A conjuração lutava pelo fim da escravidão, pela separação da Bahia da colônia portuguesa, pela instauração de uma República e pela igualdade social.
Em 1799, as tropas do governo foram enviadas para um confronto direto com os integrantes da revolta. Com armas e em maior quantidade, os oficiais contiveram os populares e diversos membros foram presos. Alguns deles foram condenados à morte logo depois.
“A Conjuração Baiana tinha cunhos verdadeiramente escravistas e fortemente vinculados ao apoio popular. Como consequência direta deste movimento, que influenciou diversos outros similares pelo resto do país, Salvador acabou sendo a sede da verdadeira Independência do Brasil”, explicou Ricardo Carvalho.
2 de Julho
Como efeito da Conjuração Baiana, um movimento separatista mais forte e mais organizado iniciou um combate sangrento em fevereiro de 1822 com as tropas do governo. Cerca de 15 mil soldados lutaram em cada lado e mais de 2 mil pessoas morreram.
Depois de um ano e cinco meses de guerra, em 2 de julho de 1823, os baianos expulsaram à força da Bahia os militares portugueses que haviam se recusado a deixar o estado após a Proclamação da República por Dom Pedro I, no ano anterior.
“O mesmo entrave era observado em todo o país e foi só a partir da Independência da Bahia que as tropas portuguesas começaram a deixar o Brasil para que pudéssemos nos libertar, de fato. Não haveria Brasil independente se não houvesse o nosso 2 de Julho”, ressalta o historiador.
Alguns personagens foram fundamentais para a concretização da independência baiana e são considerados grande heróis, a exemplo do General Labatut, que liderou os combates; a religiosa Joana Angélica, que morreu para proteger o convento da Lapa e as pessoas que ali estavam; a pescadora Maria Felipa, informante sobre as estratégias portuguesas; a militar Maria Quitéria, que esteve na linha de frente da guerra; e Corneteiro Lopes, comandante da Legião de Caçadores.
Revolta dos Malês
A Revolta dos Malês foi um movimento que mobilizou cerca de 600 escravos, no dia 25 de janeiro de 1835, em uma marcha pelas ruas de Salvador para chamar o povo negro para um confronto pelo fim da escravidão.
Para conter o ato, as tropas do governo reagiram utilizaram seu poder bélico e o embate terminou com 70 escravos mortos.

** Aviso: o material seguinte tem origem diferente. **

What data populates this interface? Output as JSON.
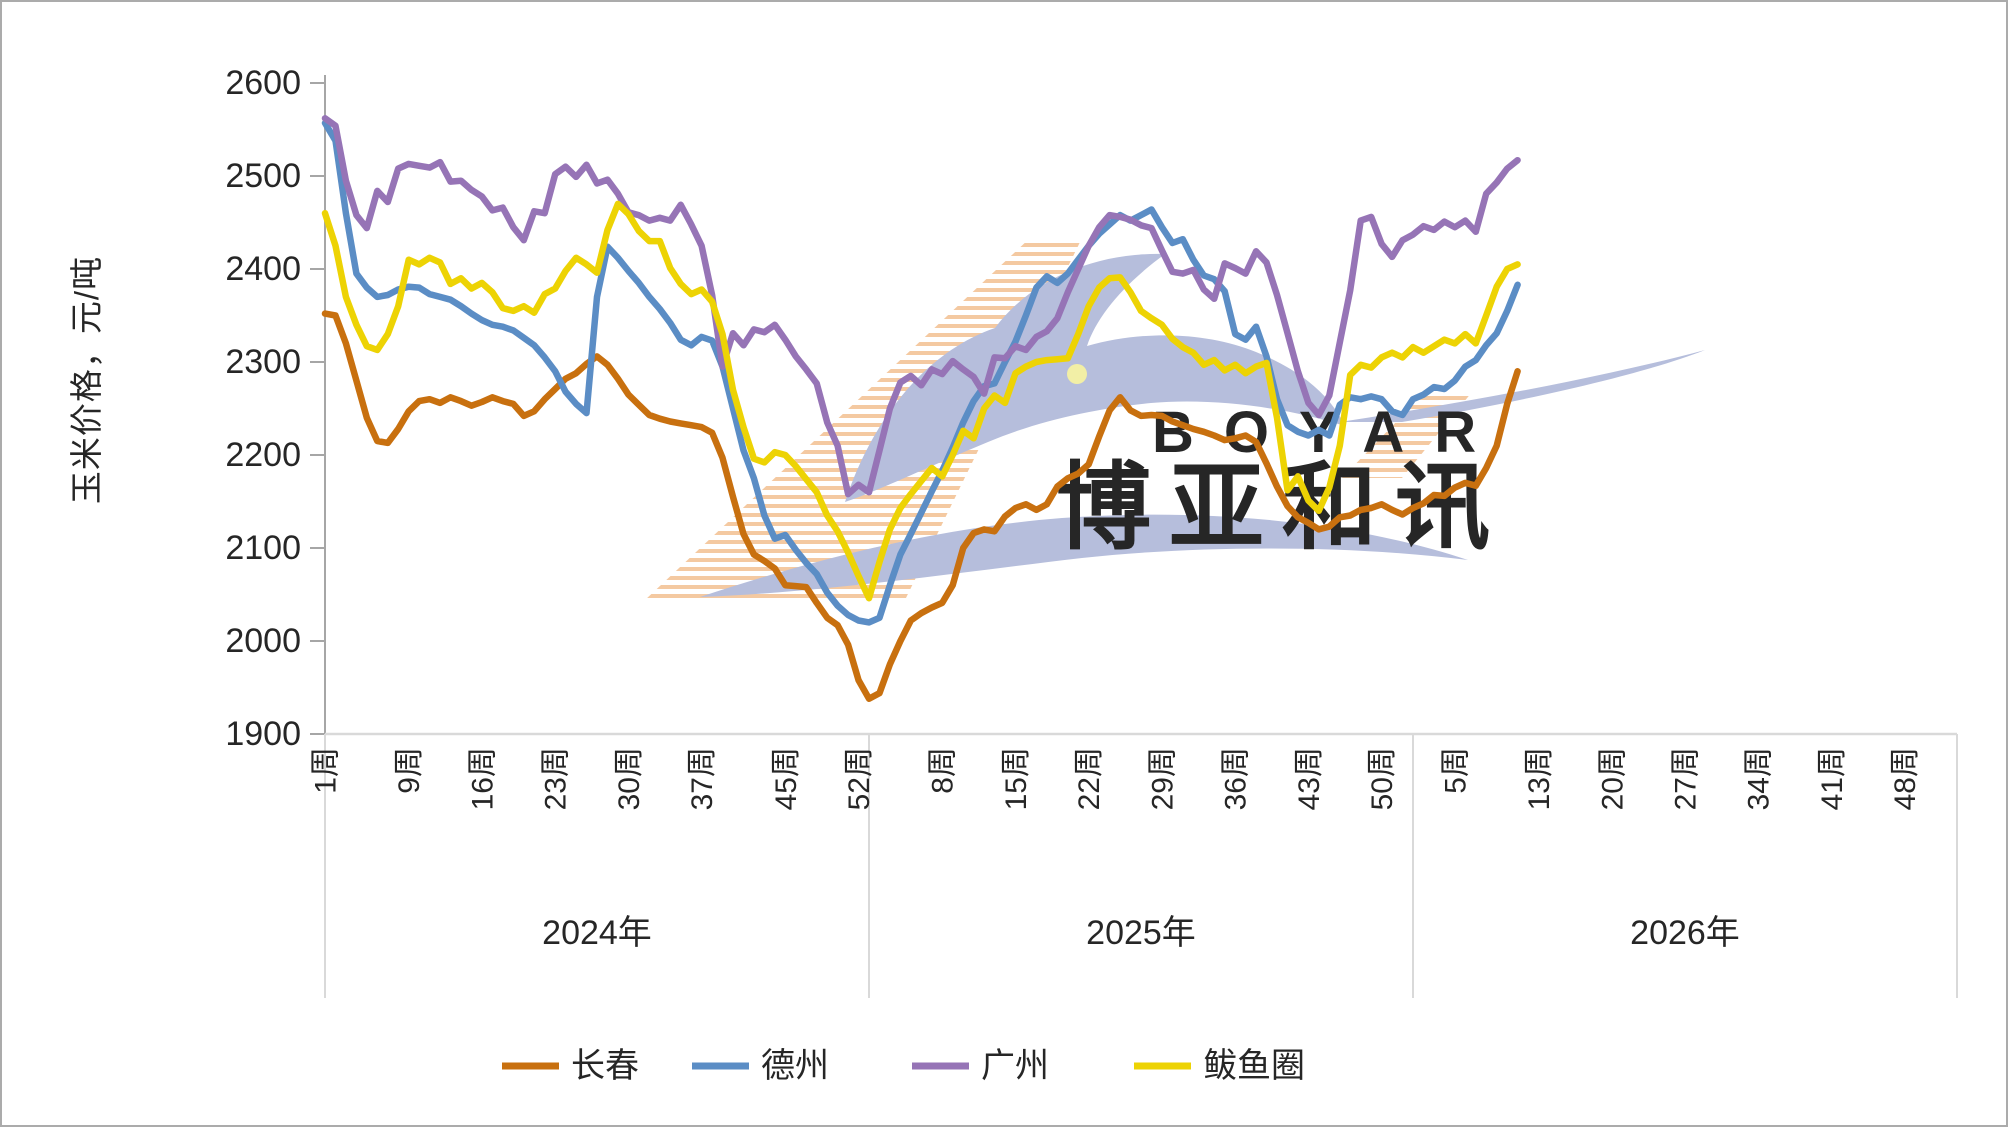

Entre os adversários, nove perderam a vida.
Os militares, então, encurralaram os integrantes da Revolta dos Malês no bairro Água de Meninos, onde o movimento foi totalmente contido. Alguns escravos chegaram a pular no mar para tentar fugir, mas a maioria morreu afogada.
Os detidos foram sentenciados a quatro tipos de penas: prisão simples, prisão com trabalho, açoite, morte e deportação à África. Ao fim, 12 foram condenados à execução, mas somente quatro chegaram ao ato final.
“Esta foi a maior revolta de escravos do Brasil e o segundo maior movimento de insurreição negra das Américas, atrás somente da grande Revolta do Haiti, ocorrida entre 1791 e 1804. O ato em Salvador teve poder influenciador no fortalecimento da causa abolicionista, que culminou 53 anos depois na Lei Áurea”, pontuou Ricardo Carvalho.
Antes da Revolta dos Malês, outras rebeliões menores de escravos foram realizadas em Salvador nos anos 1807, 1809, 1814 e 1826.
Sabinada
Outro movimento nacional que teve Salvador como pioneira e protagonista foi o que lutava para instaurar um regime republicano no Brasil. A Sabinada ocorreu entre 1837 e 1838, durante o Período Regencial, considerado uma vacância entre os sistemas imperialista e da República.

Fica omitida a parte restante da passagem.